Not on their own. The quarterly updates are summaries of your income and expenses, not tax returns. Nothing is finalised, and no tax is due when you send them. Under Making Tax Digital for Income Tax, you still submit a tax return by 31 January using compatible software. The final declaration is the final step inside that process. That is where you confirm your figures, add any other income, and settle your tax bill. The full picture is five submissions a year: quarterly updates plus one final declaration.
Are MTD quarterly updates cumulative?
Yes! This catches a lot of people out. Each update is a running total from the start of the tax year, not just the latest three months. Your 2nd update covers everything from April to September, not just July to September. Your 4th update covers the whole year. The upside is that because updates are cumulative, later updates can include corrected figures without resending every earlier update.
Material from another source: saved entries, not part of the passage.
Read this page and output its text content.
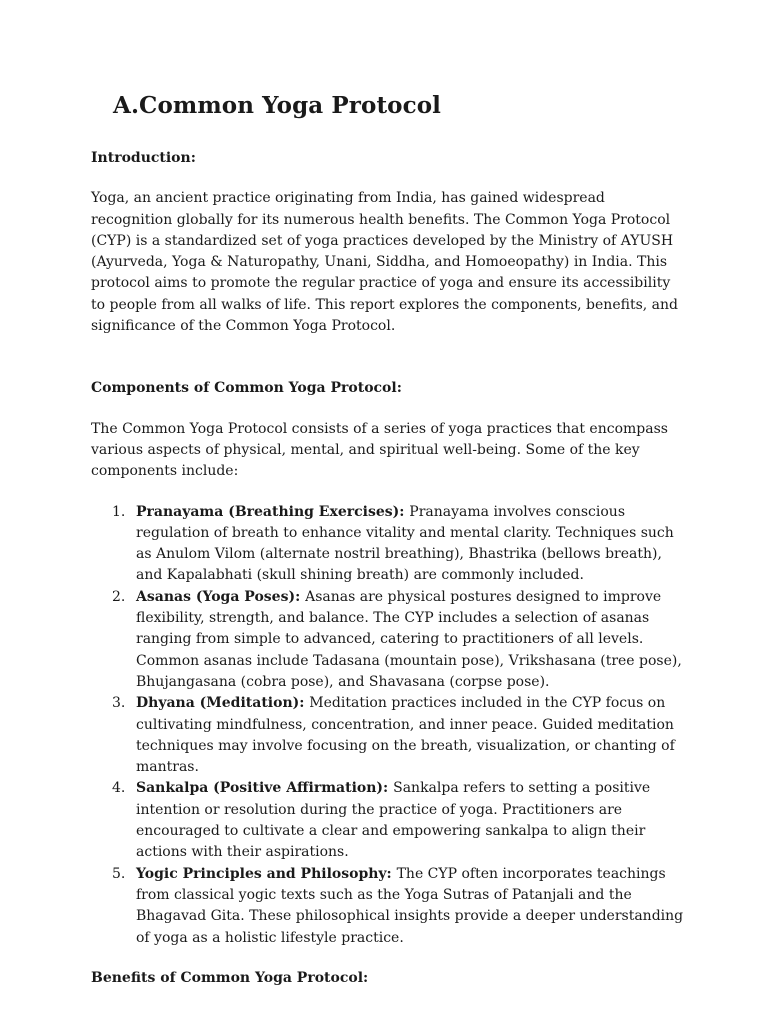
A.Common Yoga Protocol

Introduction:

Yoga, an ancient practice originating from India, has gained widespread recognition globally for its numerous health benefits. The Common Yoga Protocol (CYP) is a standardized set of yoga practices developed by the Ministry of AYUSH (Ayurveda, Yoga & Naturopathy, Unani, Siddha, and Homoeopathy) in India. This protocol aims to promote the regular practice of yoga and ensure its accessibility to people from all walks of life. This report explores the components, benefits, and significance of the Common Yoga Protocol.

Components of Common Yoga Protocol:

The Common Yoga Protocol consists of a series of yoga practices that encompass various aspects of physical, mental, and spiritual well-being. Some of the key components include:

1. Pranayama (Breathing Exercises): Pranayama involves conscious regulation of breath to enhance vitality and mental clarity. Techniques such as Anulom Vilom (alternate nostril breathing), Bhastrika (bellows breath), and Kapalabhati (skull shining breath) are commonly included.
2. Asanas (Yoga Poses): Asanas are physical postures designed to improve flexibility, strength, and balance. The CYP includes a selection of asanas ranging from simple to advanced, catering to practitioners of all levels. Common asanas include Tadasana (mountain pose), Vrikshasana (tree pose), Bhujangasana (cobra pose), and Shavasana (corpse pose).
3. Dhyana (Meditation): Meditation practices included in the CYP focus on cultivating mindfulness, concentration, and inner peace. Guided meditation techniques may involve focusing on the breath, visualization, or chanting of mantras.
4. Sankalpa (Positive Affirmation): Sankalpa refers to setting a positive intention or resolution during the practice of yoga. Practitioners are encouraged to cultivate a clear and empowering sankalpa to align their actions with their aspirations.
5. Yogic Principles and Philosophy: The CYP often incorporates teachings from classical yogic texts such as the Yoga Sutras of Patanjali and the Bhagavad Gita. These philosophical insights provide a deeper understanding of yoga as a holistic lifestyle practice.

Benefits of Common Yoga Protocol:
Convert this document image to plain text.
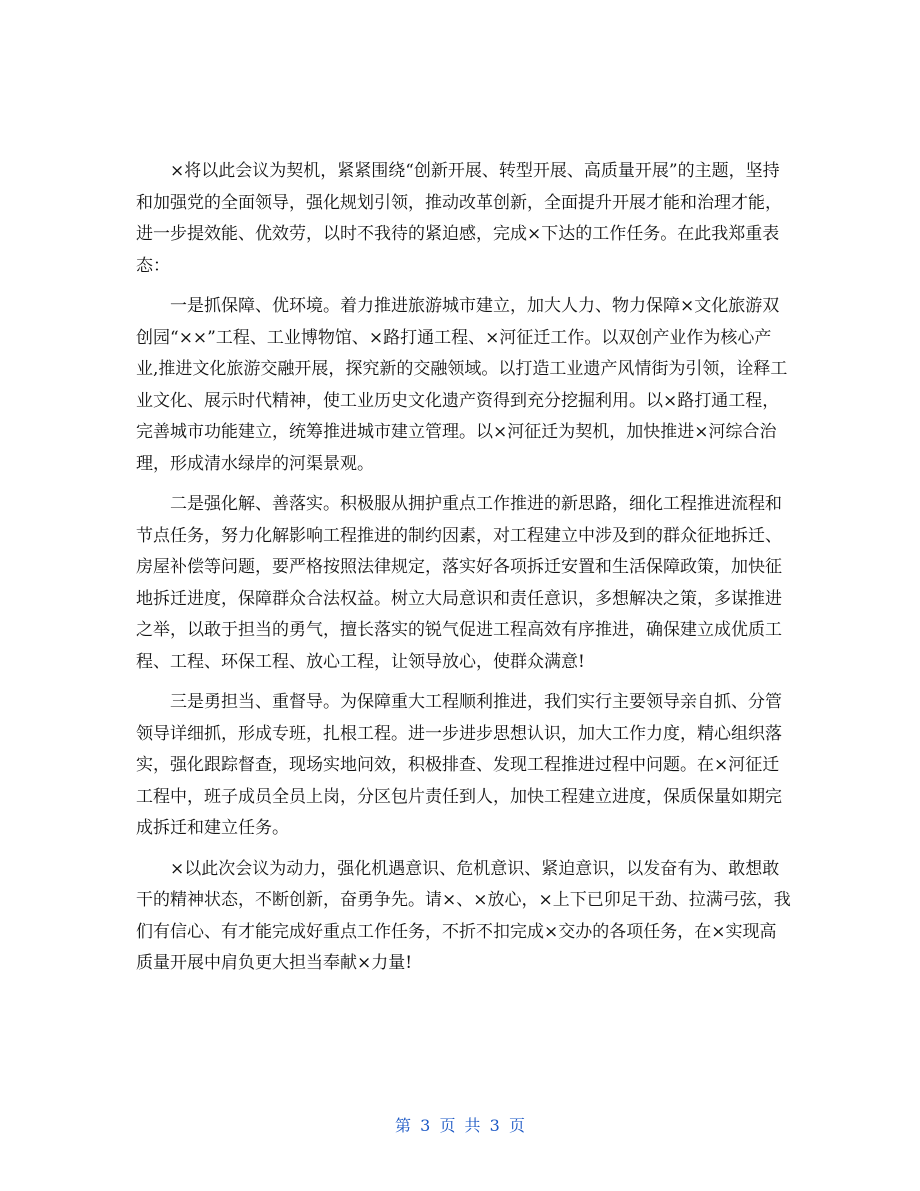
×将以此会议为契机，紧紧围绕“创新开展、转型开展、高质量开展”的主题，坚持和加强党的全面领导，强化规划引领，推动改革创新，全面提升开展才能和治理才能，进一步提效能、优效劳，以时不我待的紧迫感，完成×下达的工作任务。在此我郑重表态：

一是抓保障、优环境。着力推进旅游城市建立，加大人力、物力保障×文化旅游双创园“××”工程、工业博物馆、×路打通工程、×河征迁工作。以双创产业作为核心产业,推进文化旅游交融开展，探究新的交融领域。以打造工业遗产风情街为引领，诠释工业文化、展示时代精神，使工业历史文化遗产资得到充分挖掘利用。以×路打通工程，完善城市功能建立，统筹推进城市建立管理。以×河征迁为契机，加快推进×河综合治理，形成清水绿岸的河渠景观。

二是强化解、善落实。积极服从拥护重点工作推进的新思路，细化工程推进流程和节点任务，努力化解影响工程推进的制约因素，对工程建立中涉及到的群众征地拆迁、房屋补偿等问题，要严格按照法律规定，落实好各项拆迁安置和生活保障政策，加快征地拆迁进度，保障群众合法权益。树立大局意识和责任意识，多想解决之策，多谋推进之举，以敢于担当的勇气，擅长落实的锐气促进工程高效有序推进，确保建立成优质工程、工程、环保工程、放心工程，让领导放心，使群众满意!

三是勇担当、重督导。为保障重大工程顺利推进，我们实行主要领导亲自抓、分管领导详细抓，形成专班，扎根工程。进一步进步思想认识，加大工作力度，精心组织落实，强化跟踪督查，现场实地问效，积极排查、发现工程推进过程中问题。在×河征迁工程中，班子成员全员上岗，分区包片责任到人，加快工程建立进度，保质保量如期完成拆迁和建立任务。

×以此次会议为动力，强化机遇意识、危机意识、紧迫意识，以发奋有为、敢想敢干的精神状态，不断创新，奋勇争先。请×、×放心，×上下已卯足干劲、拉满弓弦，我们有信心、有才能完成好重点工作任务，不折不扣完成×交办的各项任务，在×实现高质量开展中肩负更大担当奉献×力量!

第 3 页 共 3 页
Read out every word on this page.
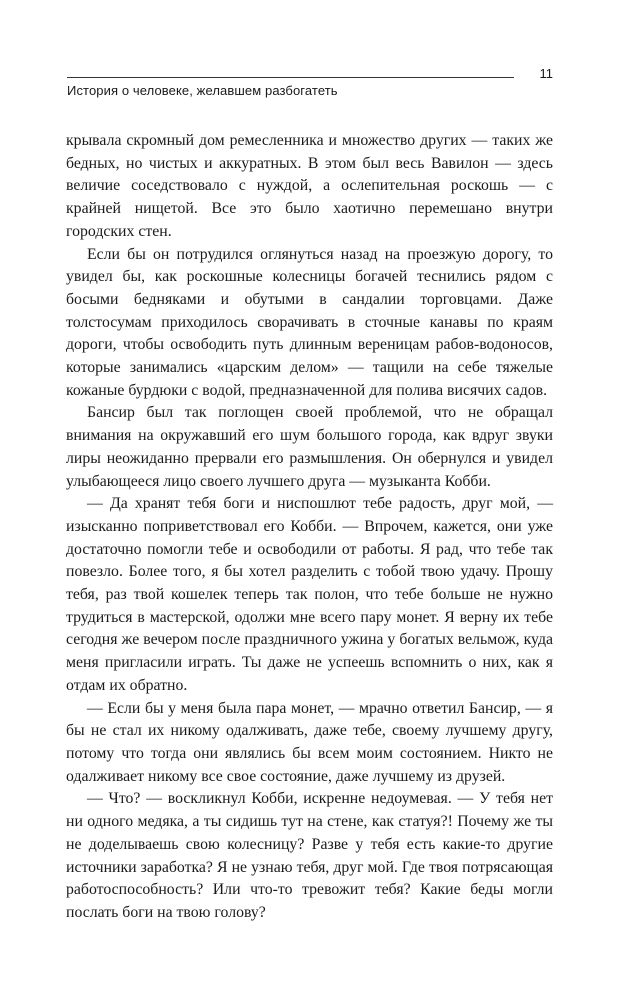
11
История о человеке, желавшем разбогатеть

крывала скромный дом ремесленника и множество других — таких же бедных, но чистых и аккуратных. В этом был весь Вавилон — здесь величие соседствовало с нуждой, а ослепительная роскошь — с крайней нищетой. Все это было хаотично перемешано внутри городских стен.

Если бы он потрудился оглянуться назад на проезжую дорогу, то увидел бы, как роскошные колесницы богачей теснились рядом с босыми бедняками и обутыми в сандалии торговцами. Даже толстосумам приходилось сворачивать в сточные канавы по краям дороги, чтобы освободить путь длинным вереницам рабов-водоносов, которые занимались «царским делом» — тащили на себе тяжелые кожаные бурдюки с водой, предназначенной для полива висячих садов.

Бансир был так поглощен своей проблемой, что не обращал внимания на окружавший его шум большого города, как вдруг звуки лиры неожиданно прервали его размышления. Он обернулся и увидел улыбающееся лицо своего лучшего друга — музыканта Кобби.

— Да хранят тебя боги и ниспошлют тебе радость, друг мой, — изысканно поприветствовал его Кобби. — Впрочем, кажется, они уже достаточно помогли тебе и освободили от работы. Я рад, что тебе так повезло. Более того, я бы хотел разделить с тобой твою удачу. Прошу тебя, раз твой кошелек теперь так полон, что тебе больше не нужно трудиться в мастерской, одолжи мне всего пару монет. Я верну их тебе сегодня же вечером после праздничного ужина у богатых вельмож, куда меня пригласили играть. Ты даже не успеешь вспомнить о них, как я отдам их обратно.

— Если бы у меня была пара монет, — мрачно ответил Бансир, — я бы не стал их никому одалживать, даже тебе, своему лучшему другу, потому что тогда они являлись бы всем моим состоянием. Никто не одалживает никому все свое состояние, даже лучшему из друзей.

— Что? — воскликнул Кобби, искренне недоумевая. — У тебя нет ни одного медяка, а ты сидишь тут на стене, как статуя?! Почему же ты не доделываешь свою колесницу? Разве у тебя есть какие-то другие источники заработка? Я не узнаю тебя, друг мой. Где твоя потрясающая работоспособность? Или что-то тревожит тебя? Какие беды могли послать боги на твою голову?
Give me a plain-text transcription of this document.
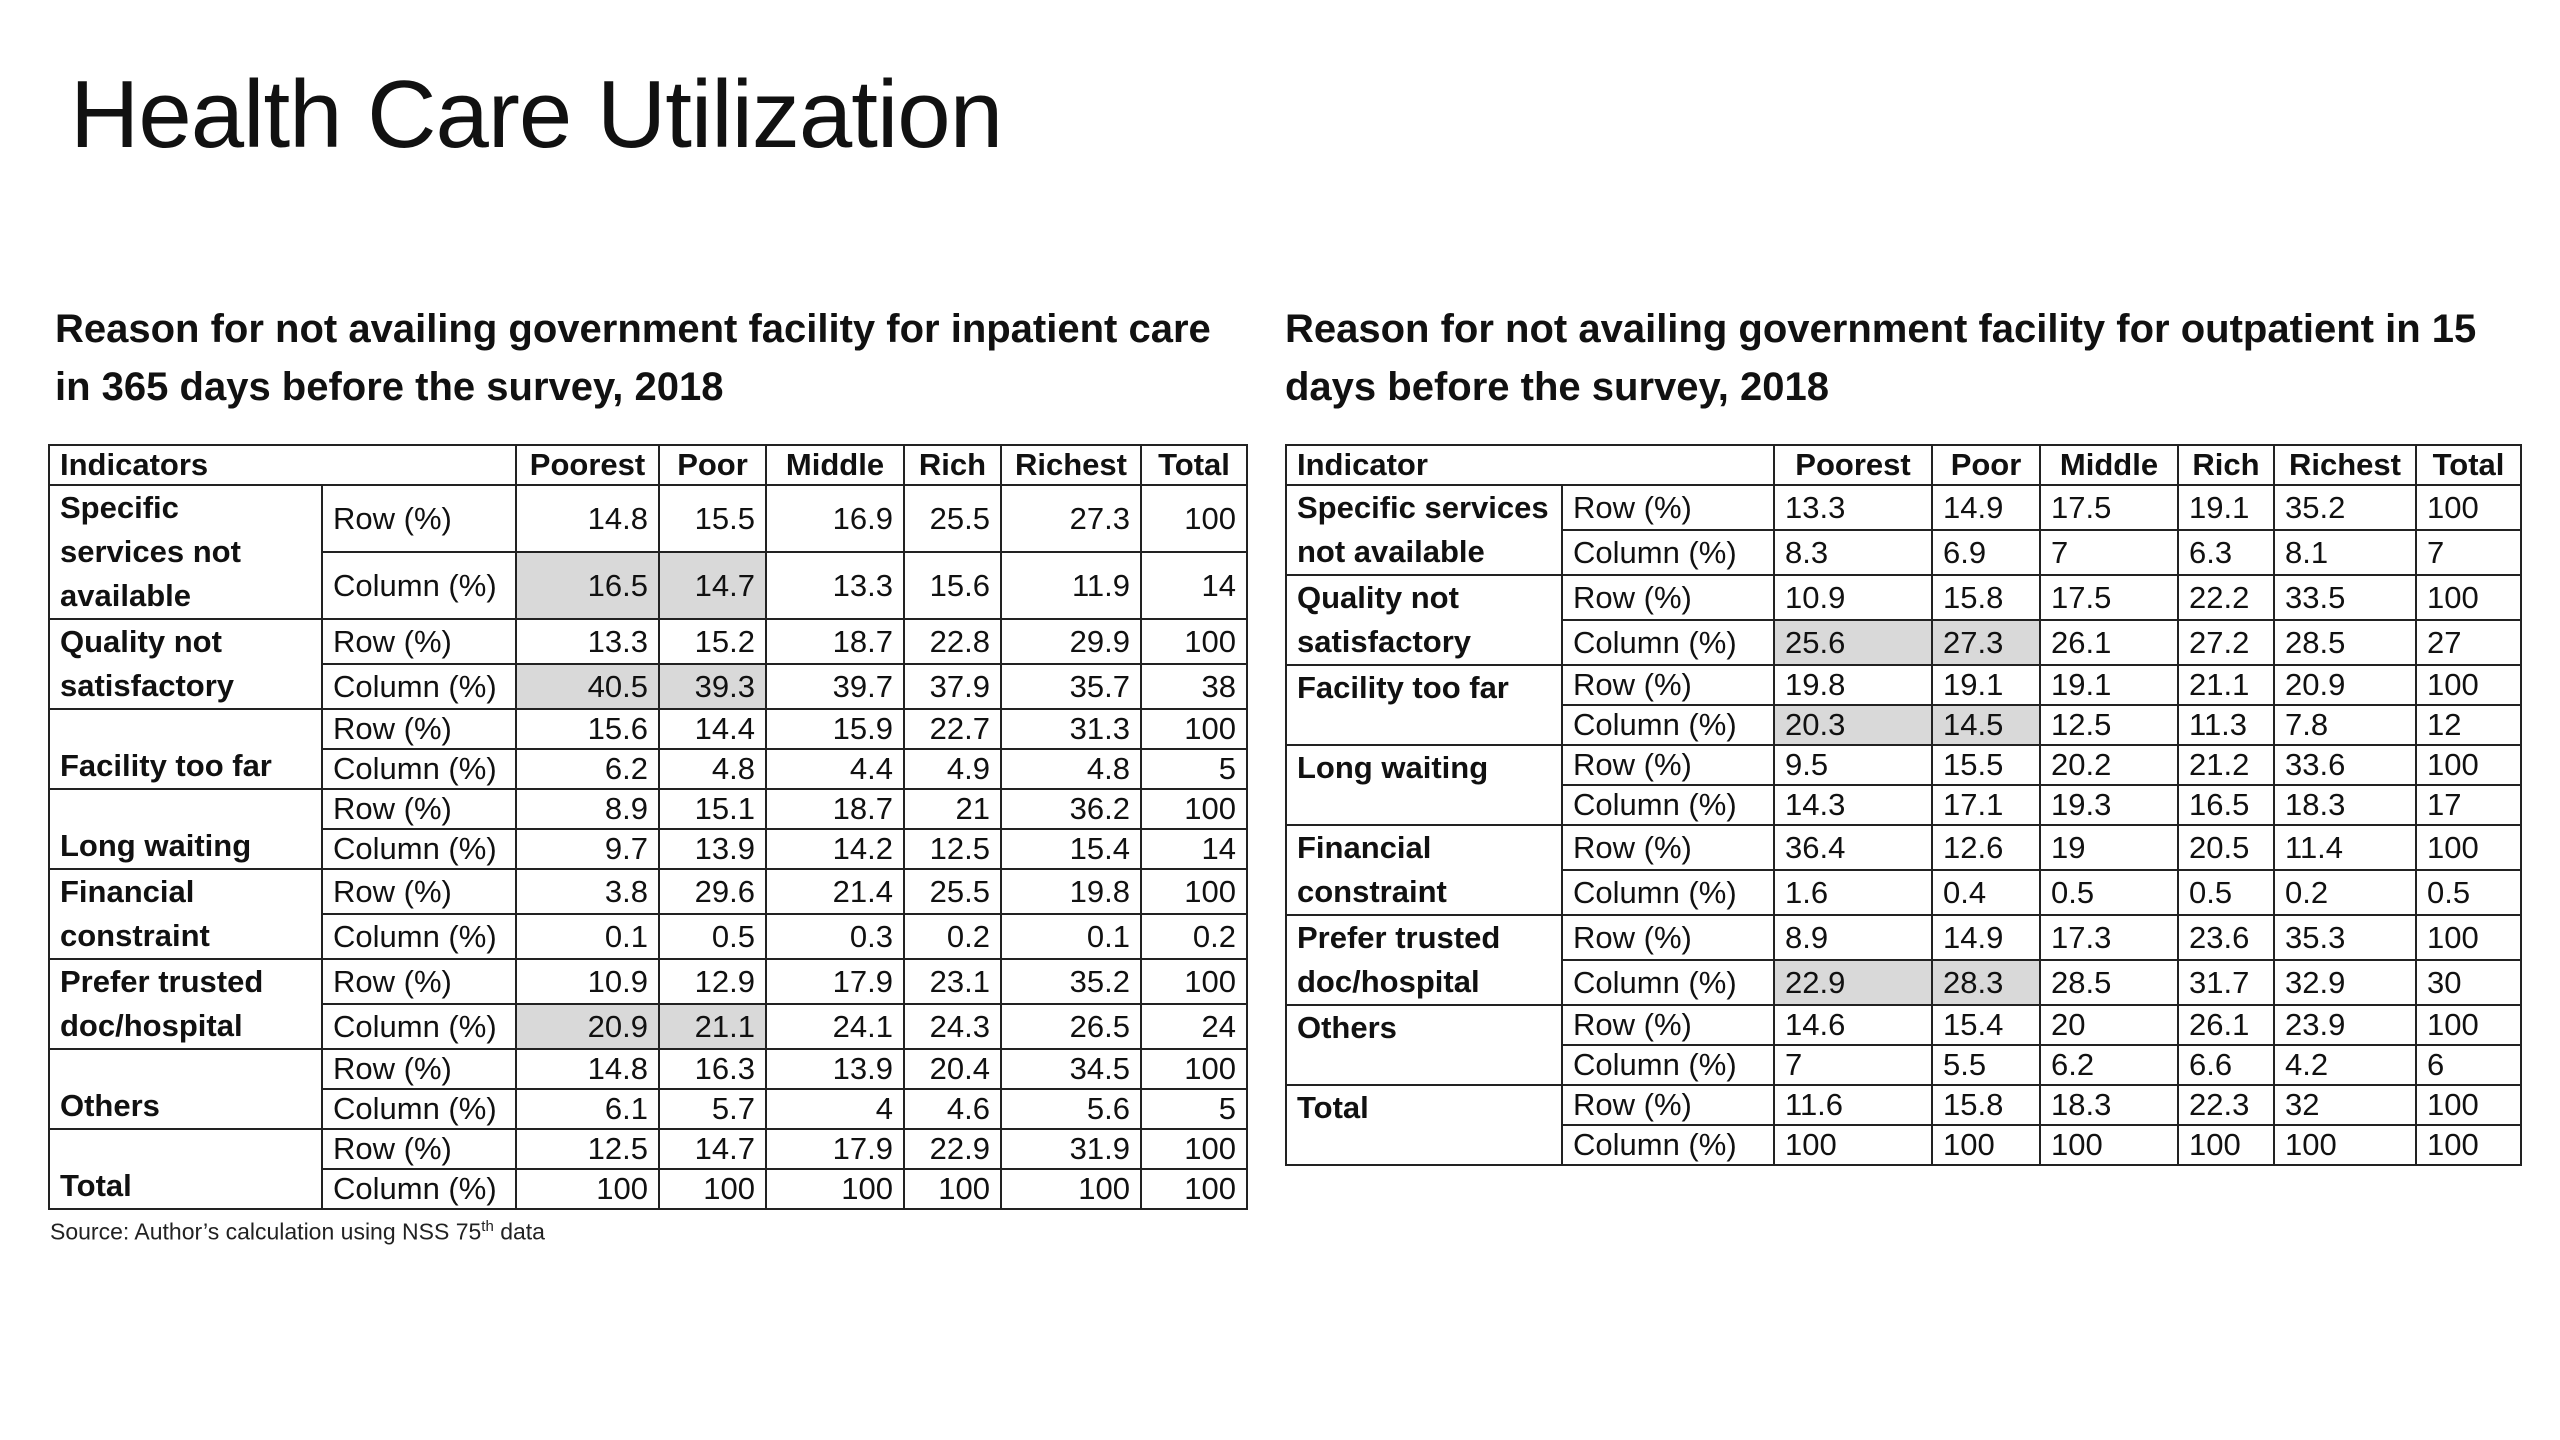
Health Care Utilization
Reason for not availing government facility for inpatient care in 365 days before the survey, 2018
Reason for not availing government facility for outpatient in 15 days before the survey, 2018
Indicators		Poorest	Poor	Middle	Rich	Richest	Total
Specific services not available	Row (%)	14.8	15.5	16.9	25.5	27.3	100
	Column (%)	16.5	14.7	13.3	15.6	11.9	14
Quality not satisfactory	Row (%)	13.3	15.2	18.7	22.8	29.9	100
	Column (%)	40.5	39.3	39.7	37.9	35.7	38
Facility too far	Row (%)	15.6	14.4	15.9	22.7	31.3	100
	Column (%)	6.2	4.8	4.4	4.9	4.8	5
Long waiting	Row (%)	8.9	15.1	18.7	21	36.2	100
	Column (%)	9.7	13.9	14.2	12.5	15.4	14
Financial constraint	Row (%)	3.8	29.6	21.4	25.5	19.8	100
	Column (%)	0.1	0.5	0.3	0.2	0.1	0.2
Prefer trusted doc/hospital	Row (%)	10.9	12.9	17.9	23.1	35.2	100
	Column (%)	20.9	21.1	24.1	24.3	26.5	24
Others	Row (%)	14.8	16.3	13.9	20.4	34.5	100
	Column (%)	6.1	5.7	4	4.6	5.6	5
Total	Row (%)	12.5	14.7	17.9	22.9	31.9	100
	Column (%)	100	100	100	100	100	100
Indicator		Poorest	Poor	Middle	Rich	Richest	Total
Specific services not available	Row (%)	13.3	14.9	17.5	19.1	35.2	100
	Column (%)	8.3	6.9	7	6.3	8.1	7
Quality not satisfactory	Row (%)	10.9	15.8	17.5	22.2	33.5	100
	Column (%)	25.6	27.3	26.1	27.2	28.5	27
Facility too far	Row (%)	19.8	19.1	19.1	21.1	20.9	100
	Column (%)	20.3	14.5	12.5	11.3	7.8	12
Long waiting	Row (%)	9.5	15.5	20.2	21.2	33.6	100
	Column (%)	14.3	17.1	19.3	16.5	18.3	17
Financial constraint	Row (%)	36.4	12.6	19	20.5	11.4	100
	Column (%)	1.6	0.4	0.5	0.5	0.2	0.5
Prefer trusted doc/hospital	Row (%)	8.9	14.9	17.3	23.6	35.3	100
	Column (%)	22.9	28.3	28.5	31.7	32.9	30
Others	Row (%)	14.6	15.4	20	26.1	23.9	100
	Column (%)	7	5.5	6.2	6.6	4.2	6
Total	Row (%)	11.6	15.8	18.3	22.3	32	100
	Column (%)	100	100	100	100	100	100
Source: Author’s calculation using NSS 75th data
Can I use spreadsheets for MTD Income Tax?
Yes, this is probably the most common misconception. HMRC's own guidance confirms that you can keep your records in a spreadsheet and use bridging software to submit them. You do not need to move to a full accounting platform like QuickBooks or Xero unless you want the extra features. If you're happy with Excel or Google Sheets, you can keep using them. AbraTax is built around exactly this route.
When is the first MTD Income Tax quarterly update due?
7 August 2026. It covers the first quarter of the 2026/2027 tax year, which runs from 6 April to 5 July 2026. The remaining deadlines for the year are 7 November 2026, 7 February 2027, and 7 May 2027 - always the seventh of the month after the quarter ends. There is some good news if you are nervous: HMRC will not apply penalty points for the late quarterly updates in the first year, but it is still far easier to get set up now than to scramble in July.
What happens after the fourth quarterly update?
Complete your final declaration. This is the fifth and final submission of the year. It is where you confirm the figures from your four quarterly updates and any income not covered by MTD (like dividends, savings interest, pension or employment income). Make any adjustments and pay the tax you owe.